AJM: Dans un pays comme l’Egypte où la liberté d’expression est limitée, la blogosphère peut-elle représenter une zone de non-droit où l’on pourrait tout dire?

K.S: Non, je ne dirais pas cela car un contrôle existe. De plus, les réseaux sociaux sont des espaces ouverts où l’on apparaît avec sa personnalité et son identité. Maintenant, les régimes dictatoriaux possèdent ce qu’ils appellent une «police Internet». Elle tente de repérer les activistes potentiels en localisant leurs ordinateurs par exemple. Au final, si l’on veut organiser une révolution, on est obligé de révéler son identité si l’on veut entrer en interaction avec les autres. Cela représente ainsi un risque de taille pour toutes ces personnes. A ce sujet, certaines personnes ont même créé des blogs fournissant des conseils afin de contourner des coupures de réseaux ou pour éviter de se faire prendre.

AJM: Google, Facebook et Twitter se sont unis pour la première fois afin de s’indigner face à la coupure d’Internet en Egypte au moment des révoltes. Qu’est ce que cela implique?

K.S: Cela fait partie intégrante de leur philosophie. Il ne s’agit pas de plateformes neutres bien au contraire. Le but est de collecter et de créer des opinions. Pourtant, cela n’empêche pas le fait que ces réseaux sociaux fassent l’objet de nombreuses critiques. On ne sait pas s’ils ont des affinités politiques avec un pays ou un autre par exemple. Quand ils sont entrés en Chine, ils n’ont pas pensé aux droits de l’homme. Leur but était de faire du business, c’est tout.

AJM: Quel média a eu le plus d’impact dans les révoltes selon vous?

K.S: En 2009, on disait que c’était Twitter le plus influent. Maintenant, je pense que c’est Facebook qui tend à prendre le dessus.

AJM: Les réseaux sociaux ont joué un rôle clef, cela ne semble pas faire beaucoup de doute. Mais cela veut-il dire pour autant que les médias traditionnels sont à la traine?
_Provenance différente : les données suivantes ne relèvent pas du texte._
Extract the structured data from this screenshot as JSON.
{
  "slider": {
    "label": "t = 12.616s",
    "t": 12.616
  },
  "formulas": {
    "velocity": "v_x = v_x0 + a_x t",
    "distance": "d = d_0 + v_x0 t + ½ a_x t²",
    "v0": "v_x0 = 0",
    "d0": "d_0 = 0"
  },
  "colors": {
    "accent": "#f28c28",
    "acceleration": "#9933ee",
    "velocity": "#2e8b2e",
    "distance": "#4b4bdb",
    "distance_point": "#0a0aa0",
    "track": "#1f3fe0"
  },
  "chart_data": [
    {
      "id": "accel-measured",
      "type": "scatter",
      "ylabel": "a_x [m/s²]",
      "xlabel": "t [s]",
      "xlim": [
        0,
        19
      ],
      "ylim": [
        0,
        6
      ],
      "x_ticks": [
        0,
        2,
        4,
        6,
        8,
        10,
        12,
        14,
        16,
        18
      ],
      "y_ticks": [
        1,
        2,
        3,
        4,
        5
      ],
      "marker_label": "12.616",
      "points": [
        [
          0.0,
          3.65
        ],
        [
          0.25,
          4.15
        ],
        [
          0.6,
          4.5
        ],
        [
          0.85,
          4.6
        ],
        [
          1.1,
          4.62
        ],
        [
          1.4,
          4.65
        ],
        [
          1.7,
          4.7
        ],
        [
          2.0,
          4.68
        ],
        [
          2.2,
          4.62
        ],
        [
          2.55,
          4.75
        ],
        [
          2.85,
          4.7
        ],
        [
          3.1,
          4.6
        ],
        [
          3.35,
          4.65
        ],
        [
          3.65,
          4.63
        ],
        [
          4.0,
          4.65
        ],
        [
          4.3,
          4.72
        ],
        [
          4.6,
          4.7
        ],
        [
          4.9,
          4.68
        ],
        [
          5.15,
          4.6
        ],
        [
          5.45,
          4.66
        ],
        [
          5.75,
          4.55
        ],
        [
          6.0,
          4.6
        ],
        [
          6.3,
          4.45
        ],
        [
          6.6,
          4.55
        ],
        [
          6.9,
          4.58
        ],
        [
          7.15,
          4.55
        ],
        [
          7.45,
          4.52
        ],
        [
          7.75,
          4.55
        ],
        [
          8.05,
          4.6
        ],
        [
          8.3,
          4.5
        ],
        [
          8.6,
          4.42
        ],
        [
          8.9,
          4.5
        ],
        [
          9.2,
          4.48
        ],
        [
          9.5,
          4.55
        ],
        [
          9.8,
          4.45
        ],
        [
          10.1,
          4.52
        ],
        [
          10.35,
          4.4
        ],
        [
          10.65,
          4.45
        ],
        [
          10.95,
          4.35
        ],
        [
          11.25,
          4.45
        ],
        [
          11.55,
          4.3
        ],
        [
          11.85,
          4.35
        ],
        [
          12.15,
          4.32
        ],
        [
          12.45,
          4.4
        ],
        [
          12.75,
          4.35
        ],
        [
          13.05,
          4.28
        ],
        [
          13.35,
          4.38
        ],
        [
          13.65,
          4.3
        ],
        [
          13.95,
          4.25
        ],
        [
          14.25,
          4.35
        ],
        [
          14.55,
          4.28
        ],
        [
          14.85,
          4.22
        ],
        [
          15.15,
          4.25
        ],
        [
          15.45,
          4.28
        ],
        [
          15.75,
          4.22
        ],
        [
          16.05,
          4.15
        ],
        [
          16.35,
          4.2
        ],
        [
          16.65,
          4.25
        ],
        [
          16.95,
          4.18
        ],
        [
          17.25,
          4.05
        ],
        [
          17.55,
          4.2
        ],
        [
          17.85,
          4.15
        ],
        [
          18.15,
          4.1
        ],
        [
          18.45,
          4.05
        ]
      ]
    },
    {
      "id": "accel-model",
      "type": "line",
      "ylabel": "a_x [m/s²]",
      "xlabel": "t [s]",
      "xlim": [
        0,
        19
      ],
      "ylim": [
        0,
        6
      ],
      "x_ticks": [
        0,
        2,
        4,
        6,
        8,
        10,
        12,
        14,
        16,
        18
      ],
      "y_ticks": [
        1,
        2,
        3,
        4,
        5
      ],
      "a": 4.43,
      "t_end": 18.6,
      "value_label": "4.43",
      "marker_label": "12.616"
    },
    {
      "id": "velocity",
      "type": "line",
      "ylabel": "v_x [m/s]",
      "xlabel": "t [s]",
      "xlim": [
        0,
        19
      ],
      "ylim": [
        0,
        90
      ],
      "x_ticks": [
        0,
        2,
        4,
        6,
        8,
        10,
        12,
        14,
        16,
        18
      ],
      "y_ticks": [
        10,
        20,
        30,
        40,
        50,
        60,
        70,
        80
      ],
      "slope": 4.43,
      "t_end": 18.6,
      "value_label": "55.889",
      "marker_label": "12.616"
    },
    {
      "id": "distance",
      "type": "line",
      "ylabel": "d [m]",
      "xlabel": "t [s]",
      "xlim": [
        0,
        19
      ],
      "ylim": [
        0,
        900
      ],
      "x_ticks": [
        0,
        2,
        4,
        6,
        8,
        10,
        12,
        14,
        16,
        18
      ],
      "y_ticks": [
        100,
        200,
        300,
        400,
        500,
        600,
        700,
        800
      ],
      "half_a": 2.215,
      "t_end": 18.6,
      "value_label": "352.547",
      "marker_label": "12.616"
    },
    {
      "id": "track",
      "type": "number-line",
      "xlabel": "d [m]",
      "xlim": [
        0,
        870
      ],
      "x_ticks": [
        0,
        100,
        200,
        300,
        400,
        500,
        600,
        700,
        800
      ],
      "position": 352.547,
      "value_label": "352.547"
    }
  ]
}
K.S: Non pas vraiment. Les médias classiques ont eux aussi joué un rôle. Ils ont beaucoup été utilisés par les activistes. De grand médias comme la BBC ont aussi leurs plateformes comme « Have Your Say». Celles-ci ont bénéficié de beaucoup de contributions de la part des activistes, et ce dans le but d’obtenir de la visibilité. Ainsi, les Egyptiens n’ont pas utilisé que Facebook ou Twitter, mais ils ont aussi fait appel à d’autres canaux fournis par les médias traditionnels. Par exemple, BBC International prenait les tweets des utilisateurs les plus actifs et les reproduisait tels quels sur sa plateforme.

AJM: Depuis les révolutions du monde arabe, il semblerait qu’il y ait une prise de conscience collective quant au rôle des médias sociaux. Qu’en pensez-vous?

K.S: Oui cela devient de plus en plus évident. Les réseaux sociaux ont un impact sur à peu près tout aujourd’hui. Ils tendent à tout influencer et à changer sur le web. La question est plutôt de savoir quelle est la limite et est-ce que Facebook peut évoluer au delà d’un milliard d’utilisateurs? Je pense, que oui car la logique veut que cette évolution soit possible. Chaque utilisateur n’est en réalité actif qu’au sein de sa propre communauté, que l’on peut estimer à une moyenne d’environ 200 contacts. S’il y a de plus en plus d’utilisateurs, cela n’a aucune influence sur la communauté de chacun au final.